C. Penyebab Adanya Rasa Cinta
Tiada asap tanpa ada api. Sesuatu ada karena ada yang menyebabkan. Begitulah bunyi hukum kausalitas (sebab akibat). Perasaan cinta tidak muncul dengan begitu saja, tetapi ada hal-hal yang menyebabkan timbulnya perasaan cinta itu. Sebab-sebab timbulnya perasaan cinta tersebut adalah:
1. Secara fitrah manusia suka kepada keindahan
Alloh memberikan fitrah kepada manusia untuk suka kepada keindahan sehingga ia mudah untuk suka dan kagum pada keindahan, kecantikan atau ketampanan seseorang. Alloh menciptakan keindahan dalam pandangan manusia karena Alloh itu indah dan mencintai keindahan.
2. Manusia adalah makhluk yang lemah dan tak berdaya.
Kelemahan manusia dan ketidakberdayaannya menyebabkan manusia untuk mengikuti Dzat yang memiliki kekuatan, keperkasaan. Dialah Alloh SWT, Al Malik, Al Aziz.

الَّذِينَ أُخْرِجُوا مِنْ دِيَارِهِمْ بِغَيْرِ حَقٍّ إِلا أَنْ يَقُولُوا رَبُّنَا اللَّهُ وَلَوْلا دَفْعُ اللَّهِ النَّاسَ بَعْضَهُمْ بِبَعْضٍ لَهُدِّمَتْ صَوَامِعُ وَبِيَعٌ وَصَلَوَاتٌ وَمَسَاجِدُ يُذْكَرُ فِيهَا اسْمُ اللَّهِ كَثِيرًا وَلَيَنْصُرَنَّ اللَّهُ مَنْ يَنْصُرُهُ إِنَّ اللَّهَ لَقَوِيٌّ عَزِيزٌ
Artinya: (yaitu) orang-orang yang telah diusir dari kampung halaman mereka tanpa alasan yang benar, kecuali karena mereka berkata: "Tuhan kami hanyalah Allah." Dan sekiranya Allah tiada menolak (keganasan) sebagian manusia dengan sebagian yang lain, tentulah telah dirobohkan biara-biara Nasrani, gereja-gereja, rumah-rumah ibadat orang Yahudi dan masjid- masjid, yang di dalamnya banyak disebut nama Allah. Sesungguhnya Allah pasti menolong orang yang menolong (agama)-Nya. Sesungguhnya Allah benar-benar Maha Kuat lagi
Maha Perkasa. (QS. Al Hajj: 40)
3. Manusia cenderung membutuhkan orang lain.

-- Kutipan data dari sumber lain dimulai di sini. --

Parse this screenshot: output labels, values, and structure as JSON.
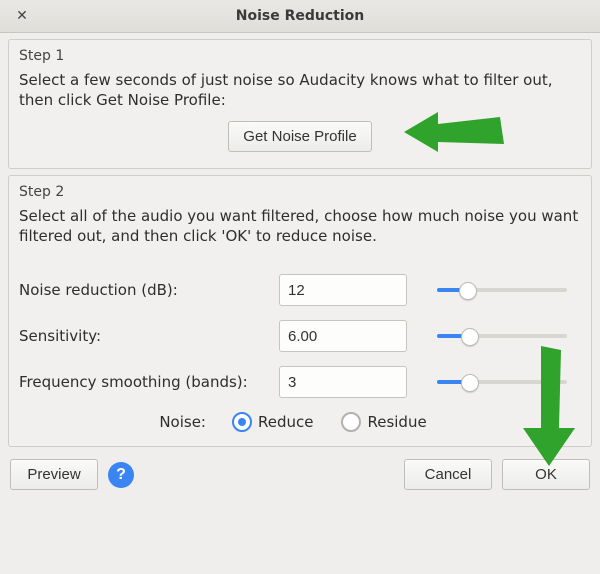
{
  "window": {
    "title": "Noise Reduction"
  },
  "step1": {
    "label": "Step 1",
    "desc": "Select a few seconds of just noise so Audacity knows what to filter out, then click Get Noise Profile:",
    "button": "Get Noise Profile"
  },
  "step2": {
    "label": "Step 2",
    "desc": "Select all of the audio you want filtered, choose how much noise you want filtered out, and then click 'OK' to reduce noise.",
    "params": {
      "noise_reduction": {
        "label": "Noise reduction (dB):",
        "value": "12",
        "fill_pct": 24
      },
      "sensitivity": {
        "label": "Sensitivity:",
        "value": "6.00",
        "fill_pct": 25
      },
      "freq_smoothing": {
        "label": "Frequency smoothing (bands):",
        "value": "3",
        "fill_pct": 25
      }
    },
    "noise_label": "Noise:",
    "radio": {
      "reduce": "Reduce",
      "residue": "Residue",
      "selected": "reduce"
    }
  },
  "buttons": {
    "preview": "Preview",
    "cancel": "Cancel",
    "ok": "OK"
  }
}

Manusia merupakan makhluk yang lemah. Ia senantiasa membutuhkan kehadiran orang lain. Bahkan sejak masih di dalam kandungan, kita sudah membutuhkan orang lain.
Seorang ibu ketika hamil membutuhkan seorang dokter untuk senantiasa memeriksa kondisi kandungannya. Pada saat mau melahirkan, membutuhkan dokter maupun bidan untuk membantu proses kelahiran sang bayi. Saat kita masih kanak-kanak sangat membutuhkan kehadiran dan pertolongan orang lain untuk memenuhi kebutuhan kita. Pada saat remaja kita juga membutuhkan kehadiran orang lain. Selama kita di dunia ini sangat membutuhkan pertolongan maupun keterlibatan orang lain. Inilah hakekat manusia sebagai makhluk sosial.

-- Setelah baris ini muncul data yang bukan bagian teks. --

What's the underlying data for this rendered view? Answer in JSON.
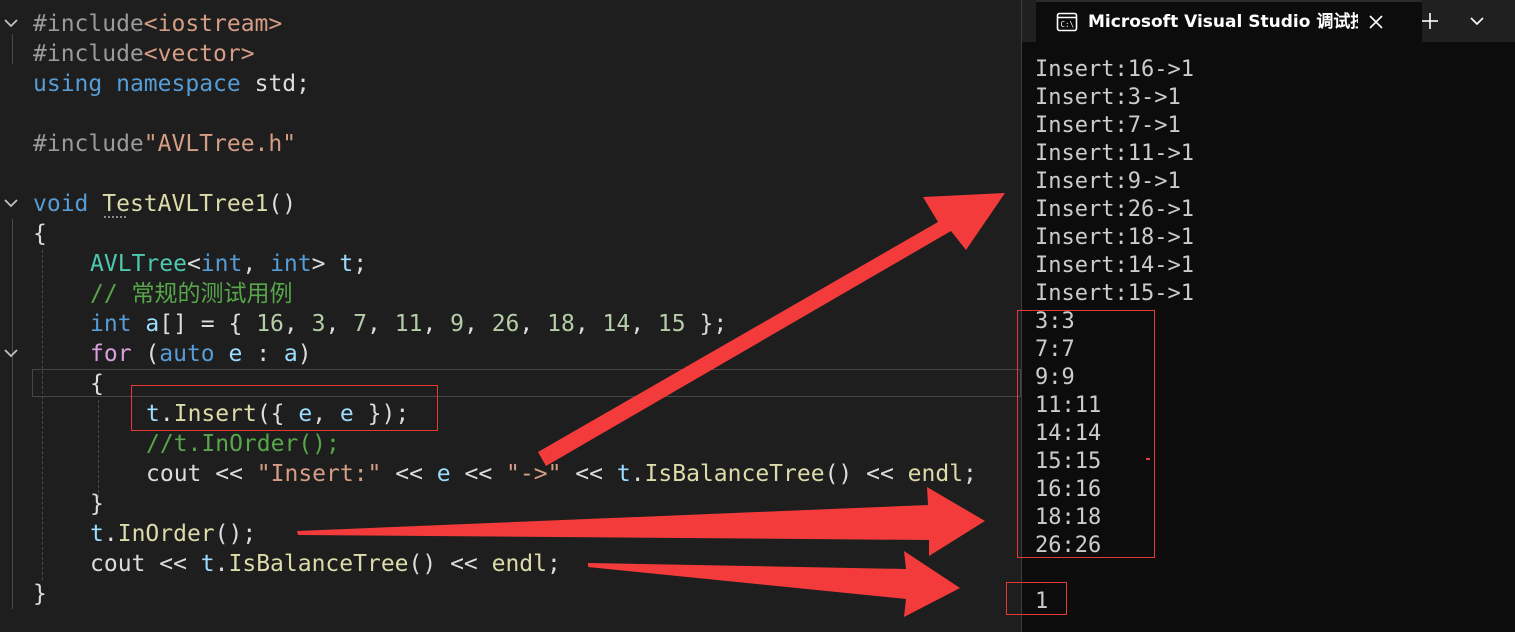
{
  "editor": {
    "lines": {
      "l1": {
        "kw": "#include",
        "s": "<iostream>"
      },
      "l2": {
        "kw": "#include",
        "s": "<vector>"
      },
      "l3": {
        "k1": "using",
        "k2": "namespace",
        "id": "std",
        "p": ";"
      },
      "l5": {
        "kw": "#include",
        "s": "\"AVLTree.h\""
      },
      "l7": {
        "k": "void",
        "fn": "TestAVLTree1",
        "p": "()"
      },
      "l8": {
        "p": "{"
      },
      "l9": {
        "t": "AVLTree",
        "a": "<",
        "k1": "int",
        "c": ",",
        "k2": "int",
        "b": ">",
        "v": "t",
        "p": ";"
      },
      "l10": {
        "c": "// 常规的测试用例"
      },
      "l11": {
        "k": "int",
        "v": "a",
        "p1": "[] = { ",
        "n1": "16",
        "n2": "3",
        "n3": "7",
        "n4": "11",
        "n5": "9",
        "n6": "26",
        "n7": "18",
        "n8": "14",
        "n9": "15",
        "p2": " };"
      },
      "l12": {
        "k": "for",
        "p1": " (",
        "k2": "auto",
        "v": "e",
        "p2": " : ",
        "v2": "a",
        "p3": ")"
      },
      "l13": {
        "p": "{"
      },
      "l14": {
        "v": "t",
        "d": ".",
        "fn": "Insert",
        "p1": "({ ",
        "v2": "e",
        "c": ", ",
        "v3": "e",
        "p2": " });"
      },
      "l15": {
        "c": "//t.InOrder();"
      },
      "l16": {
        "v": "cout",
        "o1": " << ",
        "s": "\"Insert:\"",
        "o2": " << ",
        "v2": "e",
        "o3": " << ",
        "s2": "\"->\"",
        "o4": " << ",
        "v3": "t",
        "d": ".",
        "fn": "IsBalanceTree",
        "p": "()",
        "o5": " << ",
        "v4": "endl",
        "sc": ";"
      },
      "l17": {
        "p": "}"
      },
      "l18": {
        "v": "t",
        "d": ".",
        "fn": "InOrder",
        "p": "();"
      },
      "l19": {
        "v": "cout",
        "o1": " << ",
        "v2": "t",
        "d": ".",
        "fn": "IsBalanceTree",
        "p": "()",
        "o2": " << ",
        "v3": "endl",
        "sc": ";"
      },
      "l20": {
        "p": "}"
      }
    }
  },
  "console": {
    "tab_title": "Microsoft Visual Studio 调试控",
    "output": [
      "Insert:16->1",
      "Insert:3->1",
      "Insert:7->1",
      "Insert:11->1",
      "Insert:9->1",
      "Insert:26->1",
      "Insert:18->1",
      "Insert:14->1",
      "Insert:15->1",
      "3:3",
      "7:7",
      "9:9",
      "11:11",
      "14:14",
      "15:15",
      "16:16",
      "18:18",
      "26:26",
      "",
      "1"
    ]
  },
  "colors": {
    "annotation": "#e53935",
    "keyword": "#569cd6",
    "comment": "#57a64a",
    "string": "#d69d85",
    "type": "#4ec9b0"
  }
}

[1] Qardhawy, Yusuf, Jalan Menuju Hidayah : Kehidupan Ruhiyah Salafus Shalih Kiat-Kiat Meningkatkan Kehidupan Ruhiah, Yogjakarta : Mardhiyah Press, h. 171.
[2] Ibid., h. 174.
[3] Ibid., h. 175.
[4] Berlaku adil ialah perlakuan yang adil dalam melayani isteri seperti pakaian, tempat, giliran dan lain-lain yang bersifat lahiriyah.